Chapter 33 Final project - Proposal
Your project proposal serves two purposes:
- for you to end up with a solid plan for your project, and
- for me to evaluate whether your project fits my expectations and help you to improve in where it doesn’t
33.1 Project expectations
In your project, you will choose a data mining application domain and develop a data mining pipeline for a specific problem. The particular application area, techniques you choose to use, and the outputs of your project are open-ended and up to you to propose. Be creative!
However, I do have the following expectations for all projects:
- I expect you to design and implement a complete data mining pipeline from start to finish.
- I expect your project to be well-researched, appropriate, and achievable in the given time frame.
- If you’re unsure, come chat with me during office hours!
- You may use existing software/libraries to implement your pipeline. However, you must implement at least one component (i.e., data collection, data mining algorithm) of your project yourself.
- For example, if your project involves extensive data preprocessing and then the use of symbolic regression to build a model that you plan to compare to an alternative approach, you may choose to implement your symbolic regression algorithm and use existing libraries for your data preprocessing and for the alternative model.
- I expect you to either collect your own dataset or use a publicly available dataset.
- I expect you to evaluate your data mining approach in some way.
- For example, conducting a small study that compares your approach to an alternative approach, assessing the accuracy of your model by holding back validation data, accessing the robustness of your model, etc.
- I expect you to effectively communicate your methodology and findings in a final report.
- This will take the form of a well-organized and well-written explanations with publication-quality visualzations.
I will consider the overall difficulty of your project when determining whether or not it is sufficient (or infeasible) for your final project. For example, if your are collecting your own data, your pipeline will need to be simpler because of the extra time and effort requried for data collection.
33.2 Proposal guidelines
Your project proposal should be under 3 pages, be formatted under the following headings, and address each of the following points:
- Project overview
- Provide an overview of your project.
- What is the application domain you are working on?
- What specific problem are you working on?
- Briefly, what is your overall approach?
- Why? What is your motivation?
- What are your goals for this project?
- Related work
- What similar projects have been attempted in your proposed domain? How do they related to your project?
- Data plan
- What data do you plan to use for your project?
- If you plan on collecting your own data, how do you plan to do so?
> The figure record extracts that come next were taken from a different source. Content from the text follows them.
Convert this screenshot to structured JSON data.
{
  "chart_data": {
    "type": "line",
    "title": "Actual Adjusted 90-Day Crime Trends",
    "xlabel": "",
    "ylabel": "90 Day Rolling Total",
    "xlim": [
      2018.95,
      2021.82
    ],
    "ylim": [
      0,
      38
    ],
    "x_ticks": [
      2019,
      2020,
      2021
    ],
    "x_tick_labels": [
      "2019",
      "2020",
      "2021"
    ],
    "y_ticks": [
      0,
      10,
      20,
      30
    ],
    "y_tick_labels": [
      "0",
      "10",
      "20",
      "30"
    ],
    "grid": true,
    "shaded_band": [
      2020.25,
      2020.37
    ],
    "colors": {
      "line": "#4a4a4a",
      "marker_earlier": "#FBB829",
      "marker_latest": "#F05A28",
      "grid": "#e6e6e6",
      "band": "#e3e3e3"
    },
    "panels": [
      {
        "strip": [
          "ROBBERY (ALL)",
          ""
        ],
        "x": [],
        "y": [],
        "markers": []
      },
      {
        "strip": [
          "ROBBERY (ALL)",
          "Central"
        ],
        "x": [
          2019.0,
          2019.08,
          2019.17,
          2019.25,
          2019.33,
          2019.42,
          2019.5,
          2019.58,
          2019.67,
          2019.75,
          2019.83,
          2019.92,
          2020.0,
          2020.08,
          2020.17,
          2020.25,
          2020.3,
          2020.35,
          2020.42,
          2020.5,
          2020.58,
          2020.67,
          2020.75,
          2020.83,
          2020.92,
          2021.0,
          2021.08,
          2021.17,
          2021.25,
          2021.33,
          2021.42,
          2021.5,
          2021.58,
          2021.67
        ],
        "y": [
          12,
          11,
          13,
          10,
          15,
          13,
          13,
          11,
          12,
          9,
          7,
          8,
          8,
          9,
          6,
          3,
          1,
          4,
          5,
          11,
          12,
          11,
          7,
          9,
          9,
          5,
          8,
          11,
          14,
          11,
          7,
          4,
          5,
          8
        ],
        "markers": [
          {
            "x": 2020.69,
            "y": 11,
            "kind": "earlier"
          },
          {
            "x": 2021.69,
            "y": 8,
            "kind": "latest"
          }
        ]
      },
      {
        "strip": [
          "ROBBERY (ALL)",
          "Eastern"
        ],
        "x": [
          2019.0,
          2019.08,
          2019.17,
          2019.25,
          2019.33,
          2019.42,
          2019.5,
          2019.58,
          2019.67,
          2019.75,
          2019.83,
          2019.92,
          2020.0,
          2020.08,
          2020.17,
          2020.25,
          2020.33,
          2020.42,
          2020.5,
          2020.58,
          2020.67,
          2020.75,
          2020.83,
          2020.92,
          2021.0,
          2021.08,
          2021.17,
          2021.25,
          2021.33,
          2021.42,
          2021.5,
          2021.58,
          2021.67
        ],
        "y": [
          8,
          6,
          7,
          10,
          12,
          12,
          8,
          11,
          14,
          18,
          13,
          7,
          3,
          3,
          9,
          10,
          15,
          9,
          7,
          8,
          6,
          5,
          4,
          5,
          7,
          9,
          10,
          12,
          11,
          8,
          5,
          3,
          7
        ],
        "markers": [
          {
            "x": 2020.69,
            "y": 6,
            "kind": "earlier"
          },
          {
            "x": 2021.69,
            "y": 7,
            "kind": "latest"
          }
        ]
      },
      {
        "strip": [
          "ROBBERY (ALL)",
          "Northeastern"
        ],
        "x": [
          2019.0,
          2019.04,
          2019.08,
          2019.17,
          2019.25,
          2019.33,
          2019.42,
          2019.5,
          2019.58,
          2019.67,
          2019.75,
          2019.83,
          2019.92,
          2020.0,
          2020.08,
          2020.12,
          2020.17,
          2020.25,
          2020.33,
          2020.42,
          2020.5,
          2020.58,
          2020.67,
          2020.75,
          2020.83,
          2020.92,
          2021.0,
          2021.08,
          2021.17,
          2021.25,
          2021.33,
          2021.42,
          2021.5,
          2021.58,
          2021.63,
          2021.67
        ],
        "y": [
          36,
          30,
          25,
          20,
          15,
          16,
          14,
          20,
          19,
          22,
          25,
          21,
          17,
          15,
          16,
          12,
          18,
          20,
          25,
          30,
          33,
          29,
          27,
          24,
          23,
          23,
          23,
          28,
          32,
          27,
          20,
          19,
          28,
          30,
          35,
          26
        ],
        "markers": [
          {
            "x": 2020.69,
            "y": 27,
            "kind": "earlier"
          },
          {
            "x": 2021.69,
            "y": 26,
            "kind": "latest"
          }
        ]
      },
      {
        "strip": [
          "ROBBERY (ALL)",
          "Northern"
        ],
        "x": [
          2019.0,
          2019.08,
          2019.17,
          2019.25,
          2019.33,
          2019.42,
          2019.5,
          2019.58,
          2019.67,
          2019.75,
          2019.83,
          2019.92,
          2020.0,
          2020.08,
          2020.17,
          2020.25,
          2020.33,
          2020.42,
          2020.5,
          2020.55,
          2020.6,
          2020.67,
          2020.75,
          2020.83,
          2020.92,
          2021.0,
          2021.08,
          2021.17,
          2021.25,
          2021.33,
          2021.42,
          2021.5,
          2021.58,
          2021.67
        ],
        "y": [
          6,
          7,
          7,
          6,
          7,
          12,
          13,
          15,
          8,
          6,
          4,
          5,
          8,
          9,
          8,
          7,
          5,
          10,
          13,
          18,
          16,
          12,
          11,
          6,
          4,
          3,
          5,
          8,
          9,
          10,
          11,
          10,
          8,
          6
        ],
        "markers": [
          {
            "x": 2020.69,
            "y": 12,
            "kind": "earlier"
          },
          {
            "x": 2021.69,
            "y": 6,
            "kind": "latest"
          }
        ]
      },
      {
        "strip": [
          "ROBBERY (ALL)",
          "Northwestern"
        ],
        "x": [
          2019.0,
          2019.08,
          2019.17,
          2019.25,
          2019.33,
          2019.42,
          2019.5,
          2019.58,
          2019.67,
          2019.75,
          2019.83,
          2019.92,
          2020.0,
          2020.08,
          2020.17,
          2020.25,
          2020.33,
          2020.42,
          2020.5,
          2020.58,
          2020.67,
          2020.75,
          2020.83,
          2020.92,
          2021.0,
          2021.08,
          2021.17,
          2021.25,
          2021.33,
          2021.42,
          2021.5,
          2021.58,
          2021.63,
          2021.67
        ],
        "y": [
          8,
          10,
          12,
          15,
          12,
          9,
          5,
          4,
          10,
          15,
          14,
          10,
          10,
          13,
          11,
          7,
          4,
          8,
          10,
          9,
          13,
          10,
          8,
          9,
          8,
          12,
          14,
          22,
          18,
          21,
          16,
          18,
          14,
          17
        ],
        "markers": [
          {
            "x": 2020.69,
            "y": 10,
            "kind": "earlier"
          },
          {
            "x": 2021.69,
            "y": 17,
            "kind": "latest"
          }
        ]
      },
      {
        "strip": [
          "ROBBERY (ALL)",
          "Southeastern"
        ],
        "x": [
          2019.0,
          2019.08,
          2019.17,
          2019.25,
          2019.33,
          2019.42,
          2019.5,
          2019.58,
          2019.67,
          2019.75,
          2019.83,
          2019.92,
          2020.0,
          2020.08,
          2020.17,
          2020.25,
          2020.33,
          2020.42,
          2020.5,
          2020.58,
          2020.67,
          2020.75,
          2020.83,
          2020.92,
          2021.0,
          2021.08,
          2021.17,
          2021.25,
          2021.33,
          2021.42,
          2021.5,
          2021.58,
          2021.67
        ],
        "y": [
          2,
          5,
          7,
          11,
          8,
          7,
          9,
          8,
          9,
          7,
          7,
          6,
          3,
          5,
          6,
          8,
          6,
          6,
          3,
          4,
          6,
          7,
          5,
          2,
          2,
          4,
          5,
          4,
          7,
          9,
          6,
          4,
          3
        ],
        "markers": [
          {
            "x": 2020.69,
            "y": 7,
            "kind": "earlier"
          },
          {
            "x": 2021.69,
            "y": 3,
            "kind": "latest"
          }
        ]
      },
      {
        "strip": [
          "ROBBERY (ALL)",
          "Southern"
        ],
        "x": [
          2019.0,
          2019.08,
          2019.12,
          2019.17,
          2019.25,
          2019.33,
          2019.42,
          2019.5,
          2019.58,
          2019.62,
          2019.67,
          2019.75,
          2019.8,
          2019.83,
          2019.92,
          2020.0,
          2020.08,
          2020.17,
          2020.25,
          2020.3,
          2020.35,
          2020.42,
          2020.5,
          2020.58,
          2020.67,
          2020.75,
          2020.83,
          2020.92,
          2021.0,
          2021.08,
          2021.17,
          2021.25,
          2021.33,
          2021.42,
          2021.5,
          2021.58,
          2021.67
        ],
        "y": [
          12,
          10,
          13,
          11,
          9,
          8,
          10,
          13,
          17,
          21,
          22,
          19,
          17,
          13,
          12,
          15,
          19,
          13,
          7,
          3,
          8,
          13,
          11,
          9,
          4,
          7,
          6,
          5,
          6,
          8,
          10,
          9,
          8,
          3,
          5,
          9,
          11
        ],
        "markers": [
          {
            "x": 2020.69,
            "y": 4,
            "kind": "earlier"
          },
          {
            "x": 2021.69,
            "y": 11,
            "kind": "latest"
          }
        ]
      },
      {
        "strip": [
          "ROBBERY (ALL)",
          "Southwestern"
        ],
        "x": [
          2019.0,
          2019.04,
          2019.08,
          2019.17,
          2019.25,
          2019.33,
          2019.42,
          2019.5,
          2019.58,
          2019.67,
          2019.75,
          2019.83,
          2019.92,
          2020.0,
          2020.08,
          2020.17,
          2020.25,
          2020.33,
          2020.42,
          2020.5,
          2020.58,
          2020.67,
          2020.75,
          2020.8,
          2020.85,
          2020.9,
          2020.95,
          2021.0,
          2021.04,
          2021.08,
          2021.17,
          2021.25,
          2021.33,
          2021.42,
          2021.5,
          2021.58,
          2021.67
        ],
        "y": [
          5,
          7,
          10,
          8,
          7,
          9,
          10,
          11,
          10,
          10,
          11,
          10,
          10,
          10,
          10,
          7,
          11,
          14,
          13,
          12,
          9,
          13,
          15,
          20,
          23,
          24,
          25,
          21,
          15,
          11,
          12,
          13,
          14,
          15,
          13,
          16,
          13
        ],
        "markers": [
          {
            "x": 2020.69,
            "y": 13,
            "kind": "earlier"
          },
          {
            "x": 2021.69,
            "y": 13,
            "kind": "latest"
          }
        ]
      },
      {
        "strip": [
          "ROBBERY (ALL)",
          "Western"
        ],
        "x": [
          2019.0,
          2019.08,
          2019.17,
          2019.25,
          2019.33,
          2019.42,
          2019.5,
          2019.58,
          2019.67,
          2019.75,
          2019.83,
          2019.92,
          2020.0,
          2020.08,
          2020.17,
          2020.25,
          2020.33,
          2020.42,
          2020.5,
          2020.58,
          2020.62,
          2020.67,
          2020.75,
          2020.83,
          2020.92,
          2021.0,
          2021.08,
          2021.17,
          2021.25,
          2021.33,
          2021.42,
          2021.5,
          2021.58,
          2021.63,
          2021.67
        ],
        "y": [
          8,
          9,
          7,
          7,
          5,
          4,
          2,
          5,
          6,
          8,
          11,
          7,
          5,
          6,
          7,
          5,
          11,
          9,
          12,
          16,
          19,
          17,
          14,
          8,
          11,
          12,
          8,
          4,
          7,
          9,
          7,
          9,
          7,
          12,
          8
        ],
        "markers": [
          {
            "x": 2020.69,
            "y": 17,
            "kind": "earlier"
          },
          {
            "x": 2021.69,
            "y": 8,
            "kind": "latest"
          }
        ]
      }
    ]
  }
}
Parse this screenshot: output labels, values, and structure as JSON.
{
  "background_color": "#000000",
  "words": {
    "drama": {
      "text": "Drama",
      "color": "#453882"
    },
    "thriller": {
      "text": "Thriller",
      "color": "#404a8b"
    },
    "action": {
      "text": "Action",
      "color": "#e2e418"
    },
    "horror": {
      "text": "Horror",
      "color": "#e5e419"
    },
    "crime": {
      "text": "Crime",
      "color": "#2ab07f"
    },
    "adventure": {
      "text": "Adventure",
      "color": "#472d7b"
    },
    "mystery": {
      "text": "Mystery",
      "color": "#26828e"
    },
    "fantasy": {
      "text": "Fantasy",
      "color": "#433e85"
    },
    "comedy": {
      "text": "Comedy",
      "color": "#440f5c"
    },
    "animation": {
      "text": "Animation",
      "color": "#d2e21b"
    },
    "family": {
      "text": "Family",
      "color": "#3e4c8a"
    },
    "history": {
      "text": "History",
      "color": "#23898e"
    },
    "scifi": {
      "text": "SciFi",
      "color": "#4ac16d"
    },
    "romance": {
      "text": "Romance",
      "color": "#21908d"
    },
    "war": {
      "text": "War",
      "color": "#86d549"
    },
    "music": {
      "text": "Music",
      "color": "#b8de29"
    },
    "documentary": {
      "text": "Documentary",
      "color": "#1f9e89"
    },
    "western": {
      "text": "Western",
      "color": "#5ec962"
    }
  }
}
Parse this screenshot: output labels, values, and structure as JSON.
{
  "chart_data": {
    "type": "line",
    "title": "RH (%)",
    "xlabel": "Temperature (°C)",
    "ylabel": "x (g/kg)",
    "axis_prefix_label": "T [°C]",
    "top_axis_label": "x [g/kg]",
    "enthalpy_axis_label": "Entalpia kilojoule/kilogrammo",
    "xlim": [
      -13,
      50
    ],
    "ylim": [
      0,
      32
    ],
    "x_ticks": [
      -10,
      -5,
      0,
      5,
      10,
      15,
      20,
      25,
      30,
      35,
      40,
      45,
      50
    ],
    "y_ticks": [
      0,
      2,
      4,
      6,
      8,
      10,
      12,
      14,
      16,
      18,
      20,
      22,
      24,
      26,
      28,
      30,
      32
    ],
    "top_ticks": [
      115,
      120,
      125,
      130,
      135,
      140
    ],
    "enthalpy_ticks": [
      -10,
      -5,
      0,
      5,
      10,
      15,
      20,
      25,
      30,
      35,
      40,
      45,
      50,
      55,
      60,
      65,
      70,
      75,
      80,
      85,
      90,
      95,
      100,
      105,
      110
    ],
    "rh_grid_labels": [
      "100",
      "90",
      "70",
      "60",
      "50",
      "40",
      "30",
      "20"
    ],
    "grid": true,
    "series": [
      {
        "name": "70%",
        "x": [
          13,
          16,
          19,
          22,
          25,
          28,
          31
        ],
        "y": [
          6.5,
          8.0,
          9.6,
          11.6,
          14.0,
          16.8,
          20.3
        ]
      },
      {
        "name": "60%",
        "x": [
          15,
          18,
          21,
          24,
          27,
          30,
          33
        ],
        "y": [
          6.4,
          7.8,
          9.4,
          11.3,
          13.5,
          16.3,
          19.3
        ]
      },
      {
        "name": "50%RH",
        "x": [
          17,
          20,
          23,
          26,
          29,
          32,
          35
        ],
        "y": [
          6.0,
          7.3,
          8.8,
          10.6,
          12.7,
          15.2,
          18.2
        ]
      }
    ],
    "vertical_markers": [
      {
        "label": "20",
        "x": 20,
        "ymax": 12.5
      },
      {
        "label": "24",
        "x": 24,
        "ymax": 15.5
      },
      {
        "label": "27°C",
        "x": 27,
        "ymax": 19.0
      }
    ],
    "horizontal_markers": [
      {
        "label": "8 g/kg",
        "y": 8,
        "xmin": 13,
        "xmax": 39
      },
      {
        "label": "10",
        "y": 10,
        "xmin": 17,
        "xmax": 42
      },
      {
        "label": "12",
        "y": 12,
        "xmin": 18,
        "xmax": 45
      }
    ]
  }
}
- If you plan to use an existing dataset, which dataset do you plan to use and why? Who collected your data and for what original purpose?
- What proprocessing do you expect to need to perform on your data?
- Implementation plan
- Describe your proposed data mining pipeline
- How will you implement your data mining pipeline?
- What major component do you plan to implement yourself?
- What components do you plan to use existing software/libraries for? Which software/libraries do you plan to use?
- Evaluation plan
- How do you plan to evaluate your data mining algorithm?
- Provide a broad overview of how you plan to evaluate your approach. How will you measure success? Will you compare to an alternative method? Measure accuracy with a ground truth testing set?
- Plan for group collaboration
- What is your plan for collaborating as a group? Do you plan to meet regularly in-person, over zoom, or coordinate asynchronously on a messaging application like discord?
- How do you plan to collaboratively implement your data mining pipeline? How will you manage your code and your data?
- Timeline
- Outline your week-by-week goals for completing your project by 11/30
- Feel free to communicate this timeline as a bulleted list, a table, etc.
- References
- List your references.
Include a project title and the members of your group as part of your proposal. Your proposal should be organized into clearly labeled sections (one to address each of the eight categories above). Each section should be written in paragraph form (with the exception of the references and the timeline section where you may opt to use a list or a table). Your proposal will be graded on the quality of your writing as well as your answers to the previously listed prompts.
It should be evident that your group has thoroughly researched the area and formulated a plan to achieve your goals. I recognize that things may change during the course of the project, but I’m looking here to make sure you have a solid initial plan. Any significant project like this requires significant prework before implementation.
33.3 Grading
The proposal will be graded as follows (out of 100):
Item | Points |
---|---|
Project overview section addresses required points | 10 |
Related work section addresses required points | 15 |
Data plan section addresses required points | 10 |
Implementation plan section addresses required points | 15 |
Evaluation plan section addresses required points | 10 |
Plan for group collaboration section addresses required points | 10 |
Timeline section addresses required points | 10 |
Related work and references are included and cited appropriately | 5 |
Writing is appropriately formal | 5 |
Writing is clear | 5 |
Proposal is well-formatted | 5 |
I reserve the right to award flex points for exemplary work in any areas of this project.
All components of your final project are subject to GVSU and the School of Computing’s academic honesty policies. Violations of these policies may result in failure from the course.